16 December 2008

grades...

I don't enjoy getting grades back. Good or bad. Even if they are "good," I still dwell on what I did wrong or could have done better. I really wish they would just tell me each semester if I get to keep my scholarship. And let me tell you, that worry causes enough stress in my life. I am beyond thankful for my scholarship, but it comes with high standards. And if you are grateful for my scholarship (You know, because it lets me go to school, prepare for the future, and hopefully become a better pastor), please shop here. Frequently. (I will tell you why some other time, but it is a good story.) 

Yet, I still check on those final grades about five times a day. Not yet, though. Exams are not over until tomorrow, and then grades do not have to be submitted until the 20th. So, I wait. And wait, trying not to freak out about my performance on final papers, tests, and projects. (I am actually revising a project I already submitted, but not happy with at all. I am hoping the professor will accept the revised version because it is much better.)

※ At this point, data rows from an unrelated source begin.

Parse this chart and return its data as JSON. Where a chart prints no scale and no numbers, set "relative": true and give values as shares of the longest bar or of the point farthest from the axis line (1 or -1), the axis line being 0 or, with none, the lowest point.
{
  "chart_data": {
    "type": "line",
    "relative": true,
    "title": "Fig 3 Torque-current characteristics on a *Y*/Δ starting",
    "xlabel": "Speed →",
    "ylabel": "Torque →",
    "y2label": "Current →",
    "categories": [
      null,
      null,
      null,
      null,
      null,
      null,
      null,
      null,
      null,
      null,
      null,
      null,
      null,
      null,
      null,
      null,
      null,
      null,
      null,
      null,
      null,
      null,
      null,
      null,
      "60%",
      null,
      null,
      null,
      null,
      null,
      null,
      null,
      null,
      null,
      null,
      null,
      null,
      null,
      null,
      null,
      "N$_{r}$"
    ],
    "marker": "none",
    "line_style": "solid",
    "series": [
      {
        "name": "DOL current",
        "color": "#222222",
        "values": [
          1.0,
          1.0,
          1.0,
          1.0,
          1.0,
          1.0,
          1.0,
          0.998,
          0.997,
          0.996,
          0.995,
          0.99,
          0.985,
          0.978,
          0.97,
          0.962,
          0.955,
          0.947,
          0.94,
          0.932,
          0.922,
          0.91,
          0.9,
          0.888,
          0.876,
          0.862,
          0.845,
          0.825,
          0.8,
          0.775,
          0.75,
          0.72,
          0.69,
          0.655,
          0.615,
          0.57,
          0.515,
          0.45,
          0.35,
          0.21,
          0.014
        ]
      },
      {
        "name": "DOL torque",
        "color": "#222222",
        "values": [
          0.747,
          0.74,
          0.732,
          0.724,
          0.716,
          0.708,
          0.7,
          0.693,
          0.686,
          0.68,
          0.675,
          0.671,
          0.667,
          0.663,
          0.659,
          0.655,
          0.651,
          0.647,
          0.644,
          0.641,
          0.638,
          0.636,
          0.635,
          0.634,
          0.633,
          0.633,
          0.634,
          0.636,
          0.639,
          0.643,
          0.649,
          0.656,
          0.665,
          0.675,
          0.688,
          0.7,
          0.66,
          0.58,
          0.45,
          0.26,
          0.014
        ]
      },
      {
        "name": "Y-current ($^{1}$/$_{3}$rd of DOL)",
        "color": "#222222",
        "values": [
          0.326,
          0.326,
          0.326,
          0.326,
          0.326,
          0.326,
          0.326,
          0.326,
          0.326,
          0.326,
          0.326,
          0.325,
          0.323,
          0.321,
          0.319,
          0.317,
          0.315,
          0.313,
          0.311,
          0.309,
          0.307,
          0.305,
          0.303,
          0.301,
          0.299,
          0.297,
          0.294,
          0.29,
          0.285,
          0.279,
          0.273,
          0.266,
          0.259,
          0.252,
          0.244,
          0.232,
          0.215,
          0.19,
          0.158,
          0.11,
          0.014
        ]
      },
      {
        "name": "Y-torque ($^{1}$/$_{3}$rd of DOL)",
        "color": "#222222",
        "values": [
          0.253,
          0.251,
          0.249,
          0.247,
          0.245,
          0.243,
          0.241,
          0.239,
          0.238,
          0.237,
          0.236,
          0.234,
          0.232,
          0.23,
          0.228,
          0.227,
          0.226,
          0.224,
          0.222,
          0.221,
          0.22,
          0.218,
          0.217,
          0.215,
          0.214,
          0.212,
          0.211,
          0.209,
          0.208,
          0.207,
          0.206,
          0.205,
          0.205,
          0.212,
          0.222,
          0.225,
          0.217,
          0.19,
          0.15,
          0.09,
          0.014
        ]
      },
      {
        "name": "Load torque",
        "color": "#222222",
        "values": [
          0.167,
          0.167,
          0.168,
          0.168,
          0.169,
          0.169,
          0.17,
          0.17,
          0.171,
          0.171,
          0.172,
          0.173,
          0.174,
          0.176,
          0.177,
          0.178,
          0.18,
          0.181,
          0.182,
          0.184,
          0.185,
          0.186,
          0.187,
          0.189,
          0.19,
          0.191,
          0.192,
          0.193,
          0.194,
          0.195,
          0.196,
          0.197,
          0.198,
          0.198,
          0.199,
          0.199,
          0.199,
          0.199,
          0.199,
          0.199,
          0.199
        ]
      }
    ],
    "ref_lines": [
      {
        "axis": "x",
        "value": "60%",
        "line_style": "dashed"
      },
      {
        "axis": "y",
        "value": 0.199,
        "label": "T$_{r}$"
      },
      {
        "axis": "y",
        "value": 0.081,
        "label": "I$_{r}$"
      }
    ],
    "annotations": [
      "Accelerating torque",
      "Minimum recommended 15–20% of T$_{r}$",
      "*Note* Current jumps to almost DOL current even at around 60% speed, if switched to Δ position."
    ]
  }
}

I am a practitioner, not an academic genius.  I care about working with and serving God's people. How do you put a grade on that?  How can that work really be judged?  Then I think of all those who are congregants, and they do plenty of judging, especially when it comes to the work of their pastor. I would love to share a story my mom just told me yesterday, but I am afraid some character in the story might read this. Let me just say this: I agree that we should not really sing Christmas carols until the 25th. It's true!  We are in Advent. Baby Jesus has not yet been born. We cannot proclaim it from the mountain tops...yet. But on the 25th, I will be more than happy to go tell it on the mountain. Until then, I wait. And wait some more. 

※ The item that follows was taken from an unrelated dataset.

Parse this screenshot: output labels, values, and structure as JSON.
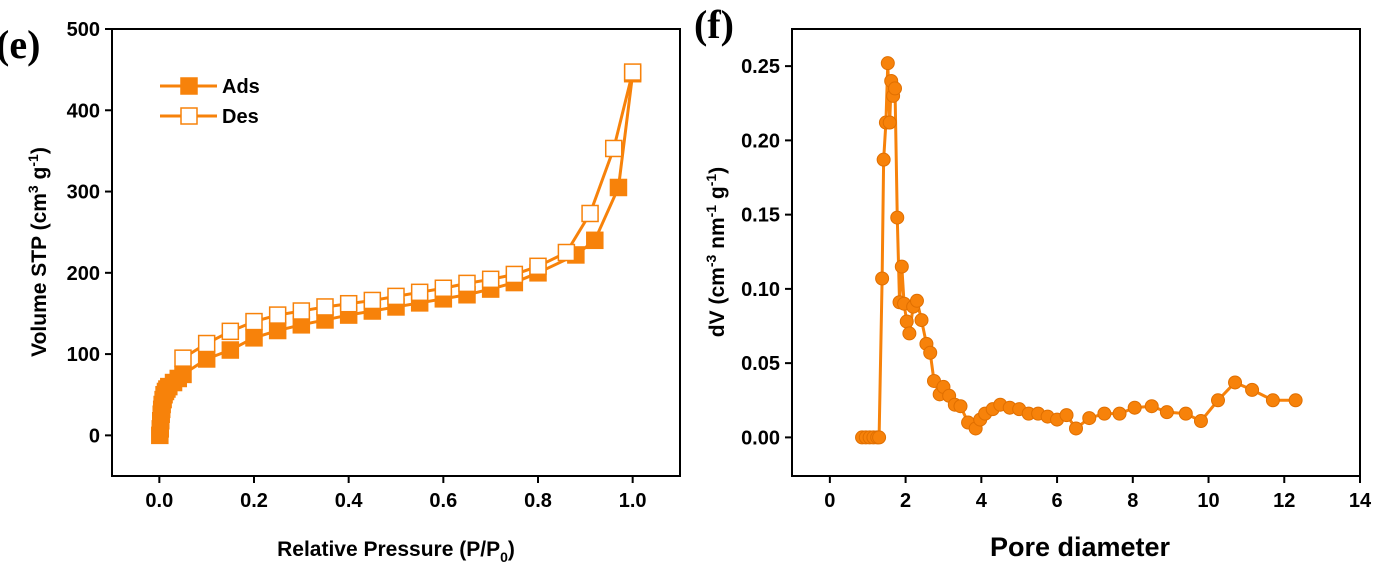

Grades are not important, even if I wait on them. Nope. Even with the concerns of scholarships. Still not important.  I've got way more important things to wait on. We are still in Advent. And me, I am waiting on the birth of renewing peace and perfect love. That seems pretty darn important to me. 

I hope you are waiting. Not on grades. Not on money. Not even on family (though I do miss my Nine).  I hope you will wait with me. On peace. On love. On grace. On a humble child that will change this world. 

Waiting to go tell it on the mountain, 
Preacher BEAT

ps: Because I did get a little preachy in there.